The other additives are anti-caking agents such as calcium silicate, magnesium carbonate, calcium carbonate, and other compounds. They are insoluble in water, which not only prevents them from forming clumps in humid environments (thus keeping the soluble crystals of sodium chloride separate), but also explains why water becomes slightly cloudy when salt with these additives is dissolved in it. These are all odorless and flavorless substances and contribute nothing, either positive or negative, to the taste of the salt.

So what about the coarseness of the salt? I have already explained that salt is salt, but is a tablespoon of salt always a tablespoon of salt? Ah, that's another matter, and we'll look into it tomorrow. Until then, please have a happy and safe Fourth of July.


So, salt is always salt, and except for trace amounts of additives, all the brands on the market are identical with regard to chemical composition, nutritional value, and flavor. The major difference is price, with ordinary table salt usually costing about 30 cents a pound, and some so-called gourmet salts selling for over $15 a pound. Caveat emptor.

Another difference is the size of the salt crystals, ranging from very fine* (like the salt on potato chips) to fine (common table salt) to coarse (most kosher salts and sea salts) and very coarse (rock salt). One major salt producer has over sixty grades of salt for different commercial purposes. So how do all these different grades of coarseness effect us?

Well, you see, as the grains of salt get bigger, so does the amount of space between the individual grains. In other words, a tablespoon of finely powdered salt will contain more salt by weight than a tablespoon of coarse salt because there is less air space between the small grains than the large grains. Make sense? Furthermore, the smaller the grains of salt, the faster they dissolve in a liquid - and in our mouths.

This can lead to some misleading sensory impressions. People frequently think that a certain salt tastes more or less salty than another when the coarseness of the grain is entirely responsible - not the nature of the salt itself, but rather the size of its crystals. You can easily prove this to yourself by popping a single large grain of salt into your mouth, followed by another large grain of salt which you have pulverized with the back of a spoon. The second grain of salt will dissolve on your tongue faster, giving you a faster and stronger taste of salt even though the two samples are identical in every way except for the size of the crystals.
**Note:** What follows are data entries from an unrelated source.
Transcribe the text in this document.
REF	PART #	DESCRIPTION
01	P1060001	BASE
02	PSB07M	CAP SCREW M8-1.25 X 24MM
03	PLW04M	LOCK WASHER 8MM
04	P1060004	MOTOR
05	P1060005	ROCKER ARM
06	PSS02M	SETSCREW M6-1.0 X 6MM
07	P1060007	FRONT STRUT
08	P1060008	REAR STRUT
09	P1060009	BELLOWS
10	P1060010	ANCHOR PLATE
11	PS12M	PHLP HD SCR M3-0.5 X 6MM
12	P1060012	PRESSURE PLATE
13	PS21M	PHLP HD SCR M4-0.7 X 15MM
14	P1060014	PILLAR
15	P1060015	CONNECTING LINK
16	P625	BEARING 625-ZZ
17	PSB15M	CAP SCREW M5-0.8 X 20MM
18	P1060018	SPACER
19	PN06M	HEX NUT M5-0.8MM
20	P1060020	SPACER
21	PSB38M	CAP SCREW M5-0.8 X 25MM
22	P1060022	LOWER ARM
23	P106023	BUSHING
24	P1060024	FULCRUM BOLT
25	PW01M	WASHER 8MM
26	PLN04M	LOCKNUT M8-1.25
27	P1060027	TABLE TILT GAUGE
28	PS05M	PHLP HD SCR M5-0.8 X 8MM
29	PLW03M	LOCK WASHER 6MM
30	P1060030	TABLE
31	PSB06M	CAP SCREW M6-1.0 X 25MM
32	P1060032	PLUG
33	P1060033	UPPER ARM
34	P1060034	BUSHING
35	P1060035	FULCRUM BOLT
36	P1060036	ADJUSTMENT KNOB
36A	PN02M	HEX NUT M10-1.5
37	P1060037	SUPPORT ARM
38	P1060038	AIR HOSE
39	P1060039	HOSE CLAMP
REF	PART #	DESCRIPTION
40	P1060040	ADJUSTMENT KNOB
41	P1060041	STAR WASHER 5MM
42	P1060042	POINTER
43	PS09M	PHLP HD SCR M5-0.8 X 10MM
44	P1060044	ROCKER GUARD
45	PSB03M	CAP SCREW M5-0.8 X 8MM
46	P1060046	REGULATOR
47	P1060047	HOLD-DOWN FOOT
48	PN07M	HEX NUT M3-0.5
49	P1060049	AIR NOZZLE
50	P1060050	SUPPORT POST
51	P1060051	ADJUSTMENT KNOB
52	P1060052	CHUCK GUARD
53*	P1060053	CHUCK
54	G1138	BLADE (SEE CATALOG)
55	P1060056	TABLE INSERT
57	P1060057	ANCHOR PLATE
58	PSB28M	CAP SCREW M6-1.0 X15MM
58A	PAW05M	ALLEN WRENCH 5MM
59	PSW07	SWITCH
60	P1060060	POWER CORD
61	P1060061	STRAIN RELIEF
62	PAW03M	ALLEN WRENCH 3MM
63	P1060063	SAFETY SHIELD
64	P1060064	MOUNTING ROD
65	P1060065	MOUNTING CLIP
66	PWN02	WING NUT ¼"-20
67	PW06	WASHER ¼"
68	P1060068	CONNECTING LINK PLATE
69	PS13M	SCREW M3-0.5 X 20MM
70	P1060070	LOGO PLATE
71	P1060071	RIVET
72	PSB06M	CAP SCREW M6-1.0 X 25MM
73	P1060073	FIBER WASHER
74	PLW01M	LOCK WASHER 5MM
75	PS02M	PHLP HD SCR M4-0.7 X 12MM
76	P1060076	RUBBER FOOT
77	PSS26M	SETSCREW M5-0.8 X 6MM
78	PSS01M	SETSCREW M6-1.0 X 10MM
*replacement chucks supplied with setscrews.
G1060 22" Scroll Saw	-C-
This same factor also effects measurements. Since a tablespoon (or cup, or gallon) of coarse salt will actually contain less salt by weight than an equal volume of fine-grain salt (remember those air spaces between the grains?), precise measurements by volume cannot be relied on. Notice I almost always say "salt to taste" in my recipes? That's why. This has also led some people, including cookbook authors, food writers, professional chefs, and Madison Avenue copy writers, all of whom should know better, to pronounce that one salt is "less salty" or "more salty" than another. One more time - salt is salt - got it?
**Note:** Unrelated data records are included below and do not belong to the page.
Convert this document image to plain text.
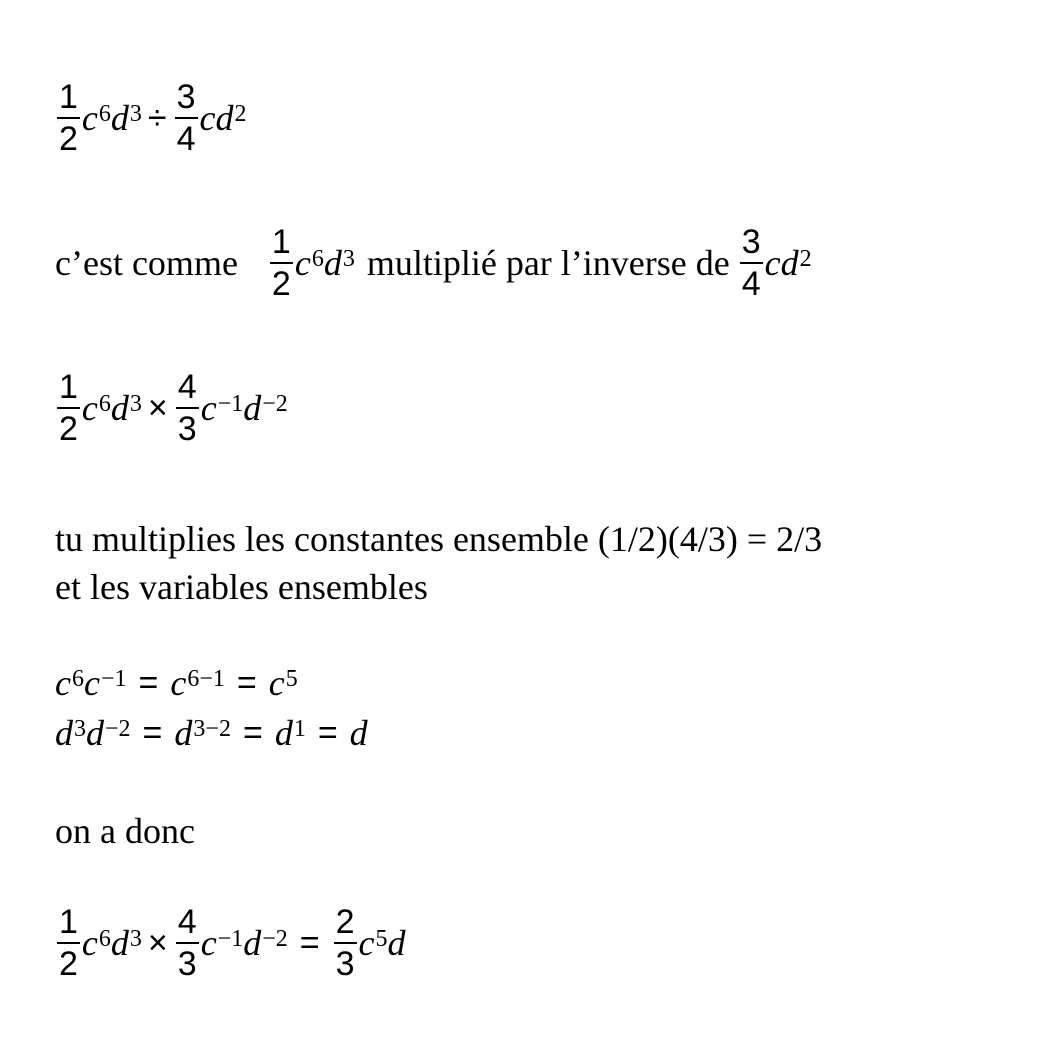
$\frac{1}{2} c^6$ $d^3 \div \frac{3}{4}$ c $d^2$
c’est comme $\frac{1}{2} c^6$ $d^3$ multiplié par l’inverse de $\frac{3}{4}$ c $d^2$
$\frac{1}{2} c^6$ $d^3 \times \frac{4}{3} c^{-1}$ $d^{-2}$
tu multiplies les constantes ensemble (1/2)(4/3) = 2/3
et les variables ensembles
$c^6$ $c^{-1} = c^{6-1} = c^5$
$d^3$ $d^{-2} = d^{3-2} = d^1 = d$
on a donc
$\frac{1}{2} c^6$ $d^3 \times \frac{4}{3} c^{-1}$ $d^{-2} = \frac{2}{3} c^5$ d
On Monday I will address some of the fables, myths, and old wives' tales surrounding salt. Have yourselves a great weekend.

* Note These classifications are mine, and different salt producers have their own terminology for the various sizes and textures of salt crystals.
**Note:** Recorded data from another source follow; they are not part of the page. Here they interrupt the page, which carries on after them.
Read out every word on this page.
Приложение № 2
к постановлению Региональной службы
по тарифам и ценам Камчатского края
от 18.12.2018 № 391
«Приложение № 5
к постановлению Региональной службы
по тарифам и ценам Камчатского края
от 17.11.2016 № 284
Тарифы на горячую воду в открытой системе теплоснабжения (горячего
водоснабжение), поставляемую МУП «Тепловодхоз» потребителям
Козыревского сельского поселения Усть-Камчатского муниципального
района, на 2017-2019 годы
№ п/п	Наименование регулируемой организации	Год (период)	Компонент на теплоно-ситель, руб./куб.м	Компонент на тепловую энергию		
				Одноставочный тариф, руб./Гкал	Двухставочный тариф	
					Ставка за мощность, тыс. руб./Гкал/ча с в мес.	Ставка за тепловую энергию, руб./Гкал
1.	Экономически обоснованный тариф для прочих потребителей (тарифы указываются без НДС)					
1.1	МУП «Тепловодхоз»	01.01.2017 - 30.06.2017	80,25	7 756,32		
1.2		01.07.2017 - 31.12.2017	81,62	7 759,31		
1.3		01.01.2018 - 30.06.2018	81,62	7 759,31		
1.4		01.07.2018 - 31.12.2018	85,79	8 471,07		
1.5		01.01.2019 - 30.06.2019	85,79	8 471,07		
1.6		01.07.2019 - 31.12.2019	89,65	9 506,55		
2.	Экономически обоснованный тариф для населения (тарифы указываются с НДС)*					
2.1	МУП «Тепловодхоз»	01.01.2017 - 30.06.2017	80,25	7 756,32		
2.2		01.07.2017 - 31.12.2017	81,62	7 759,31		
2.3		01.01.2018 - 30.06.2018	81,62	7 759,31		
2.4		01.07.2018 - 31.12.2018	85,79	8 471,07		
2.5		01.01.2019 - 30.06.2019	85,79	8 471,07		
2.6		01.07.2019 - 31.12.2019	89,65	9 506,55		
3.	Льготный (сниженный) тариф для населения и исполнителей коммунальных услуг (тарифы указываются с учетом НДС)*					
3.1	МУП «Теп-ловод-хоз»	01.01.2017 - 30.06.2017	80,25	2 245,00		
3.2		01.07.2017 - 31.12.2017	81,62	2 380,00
For the benefit of those of us whose memory doesn't extend beyond our last meal, here is question #3 from last Wednesday's quiz

3. Choose the statements which are true:

A. Excess salt may be removed from a soup or stew by boiling a potato in the liquid
B. Salted water takes longer to boil than unsalted water
C. Only salt labeled "sea salt" actually comes from the sea
D. None of the above statements are true

Many readers took issue with my contention that "D" was the only true statement, so I will attempt to settle these issues to everyone's satisfaction. Let's start with the potato question.

Adding a potato to a soup or stew that is too salty was one of the first kitchen tips I ever learned, and I have tried it several times. It has never worked. Even so, this tip is still one of the more popular of kitchen old wives' tales, and even one of my favorite TV chefs Sara Moulton (who is also executive chef at Gourmet Magazine) was recently spotted perpetuating this bit of misinformation in a 30-second promotional spot for her TV show. Come on Sara, your fans deserve better than that.

Here is what happens when you add a raw potato to an over-salted liquid: the potato cooks, and when you taste the potato it is salty. Does this mean that the potato absorbed the excess salt? No. All it means is that the potato has absorbed some salty water, just like almost anything else you would add to the soup or stew would do. Think of it this way if you added a sponge to the liquid, and then wrung it out and tasted the liquid absorbed by the sponge, it would be salty, right? Right. But the liquid remaining in the pot is still just as salty because all the sponge did was absorb some of the over-salted liquid, right? Right.

I am sure you are asking yourself, "How does the Chef know all this stuff? Did he conduct scientific experiments in the vast underground World Wide Recipes research laboratory to prove this?" The answer is that I didn't have to conduct scientific experiments because someone much better qualified than I am has already done that. A fellow by the name of Robert L. Wolke, professor emeritus of chemistry at the University of Pittsburgh and author of the Washington Post's syndicated food column "Food 101," to be precise. I won't bore you with the details of his experiment here because he does an excellent and entertaining job of explaining the whole thing here.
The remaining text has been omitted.